The place refers to where people will perform the new behaviour and where they can access the products, services, or message . Falls prevention information is accessed through health professionals, the local newspaper, radio, current affairs, information sessions, and word of mouth.
Other factors to consider when placing the message, product, and/or service are:
- whether to use the internet (research shows Australian retirees are the world's second biggest internet users) 
- a physical place where older people will access information or services (venues need a location close to public transport with adequate parking and disability access) 
- non-physical places may also support your message eg. social, cultural norms and values .

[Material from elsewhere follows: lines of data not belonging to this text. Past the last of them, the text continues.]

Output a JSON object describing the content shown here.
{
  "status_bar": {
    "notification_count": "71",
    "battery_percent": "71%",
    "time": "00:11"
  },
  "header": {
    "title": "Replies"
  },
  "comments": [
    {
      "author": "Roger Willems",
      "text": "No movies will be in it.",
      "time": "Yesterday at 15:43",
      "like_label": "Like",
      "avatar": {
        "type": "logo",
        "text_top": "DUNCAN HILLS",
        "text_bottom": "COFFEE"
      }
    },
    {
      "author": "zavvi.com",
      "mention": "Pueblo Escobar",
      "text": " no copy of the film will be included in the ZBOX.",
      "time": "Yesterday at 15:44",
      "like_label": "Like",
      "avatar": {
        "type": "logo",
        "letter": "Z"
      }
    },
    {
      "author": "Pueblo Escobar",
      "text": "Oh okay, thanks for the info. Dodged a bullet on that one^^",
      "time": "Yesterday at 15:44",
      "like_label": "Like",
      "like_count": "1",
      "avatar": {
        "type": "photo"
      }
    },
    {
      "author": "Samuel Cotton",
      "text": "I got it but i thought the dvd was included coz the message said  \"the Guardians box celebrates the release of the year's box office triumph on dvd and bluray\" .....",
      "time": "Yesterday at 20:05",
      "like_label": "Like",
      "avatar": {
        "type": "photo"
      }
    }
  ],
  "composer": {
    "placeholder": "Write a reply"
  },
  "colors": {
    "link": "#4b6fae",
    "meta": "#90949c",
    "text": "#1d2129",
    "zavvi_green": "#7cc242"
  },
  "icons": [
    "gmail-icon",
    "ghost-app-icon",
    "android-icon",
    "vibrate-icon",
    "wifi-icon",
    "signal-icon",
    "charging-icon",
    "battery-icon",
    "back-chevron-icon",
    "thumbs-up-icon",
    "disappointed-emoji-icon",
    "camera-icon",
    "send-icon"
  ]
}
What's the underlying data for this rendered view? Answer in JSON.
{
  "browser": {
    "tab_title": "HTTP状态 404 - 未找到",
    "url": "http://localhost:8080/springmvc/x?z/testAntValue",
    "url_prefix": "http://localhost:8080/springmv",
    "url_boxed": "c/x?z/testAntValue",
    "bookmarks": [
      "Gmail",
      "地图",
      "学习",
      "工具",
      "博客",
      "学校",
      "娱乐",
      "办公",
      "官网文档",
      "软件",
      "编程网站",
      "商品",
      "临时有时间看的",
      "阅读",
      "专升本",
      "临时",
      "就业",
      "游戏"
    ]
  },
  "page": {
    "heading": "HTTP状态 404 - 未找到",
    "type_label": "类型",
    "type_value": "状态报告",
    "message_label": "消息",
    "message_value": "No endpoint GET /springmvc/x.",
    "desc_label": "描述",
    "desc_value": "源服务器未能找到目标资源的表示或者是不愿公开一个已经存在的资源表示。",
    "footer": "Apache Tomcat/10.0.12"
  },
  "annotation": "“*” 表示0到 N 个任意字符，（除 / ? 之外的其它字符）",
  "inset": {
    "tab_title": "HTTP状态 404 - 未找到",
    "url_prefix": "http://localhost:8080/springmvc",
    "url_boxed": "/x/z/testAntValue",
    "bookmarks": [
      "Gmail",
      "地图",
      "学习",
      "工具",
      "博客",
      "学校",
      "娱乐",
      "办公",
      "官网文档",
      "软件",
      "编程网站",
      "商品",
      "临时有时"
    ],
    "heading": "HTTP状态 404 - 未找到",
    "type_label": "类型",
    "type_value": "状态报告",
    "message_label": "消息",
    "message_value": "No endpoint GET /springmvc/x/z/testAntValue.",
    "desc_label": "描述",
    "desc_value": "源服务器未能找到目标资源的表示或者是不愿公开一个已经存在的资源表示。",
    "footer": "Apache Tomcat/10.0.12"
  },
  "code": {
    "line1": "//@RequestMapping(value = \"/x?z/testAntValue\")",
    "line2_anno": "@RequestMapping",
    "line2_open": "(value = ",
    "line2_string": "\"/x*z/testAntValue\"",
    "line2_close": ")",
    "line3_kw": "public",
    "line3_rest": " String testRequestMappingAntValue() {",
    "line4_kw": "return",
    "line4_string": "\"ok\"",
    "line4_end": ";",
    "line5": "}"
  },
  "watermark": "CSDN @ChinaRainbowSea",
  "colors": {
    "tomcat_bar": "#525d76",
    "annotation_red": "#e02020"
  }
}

Promoting the desired behaviour change to the target group involves more than just developing a logo. The tone, personality and emotional benefits of the product all need to match the target group's needs . Methods of promotion include:
- branding, for example: Queensland Stay On Your Feet® trademark
- advertising (television commercials and radio/print advertising)
- public relations (developing goodwill through activities such as launches)
- media publicity (advocacy for unpaid media coverage using media releases and media interviews)
- direct mail
- interpersonal communication (for example: word of mouth via health professionals and peer educators).
Monitoring and evaluation
Evaluation of social marketing is very similar to the evaluation of projects/programs. To evaluate a social marketing strategy properly, you will need to undertake formative evaluation (market research), process evaluation, impact evaluation and outcome evaluation.
This involves conducting focus groups with the target group and key stakeholders to determine their reaction to key messages and materials. This will also involve adapting materials according to their responses and conducting further focus groups.
Process evaluation involves monitoring and recording social marketing activities, including:
- the number of resources distributed
- the number of commercials aired, television news coverage and total air time
- the number and content of print media coverage
- the reach of the materials (recorded by the number and proportion of the target group who reported receiving the materials and/or seeing and hearing the commercials)
- the number of people who attended events relating to the project/program, for example: expos.
For a template showing Communications activity, visit: Media Log
Impact evaluation measures any changes in the target group regarding key objectives of the social marketing plan, including:
- the ability to recall key messages (prompted and unprompted)
- changes in attitudes, for example: a shift in attitudes from believing falls are inevitable to believing falls are preventable
- changes in behaviour, for example: increased physical activity
- changes in intention to undertake the promoted behaviour.
Outcome evaluation measures whether the social marketing campaign has contributed to the overall reduction in falls and harm from falls.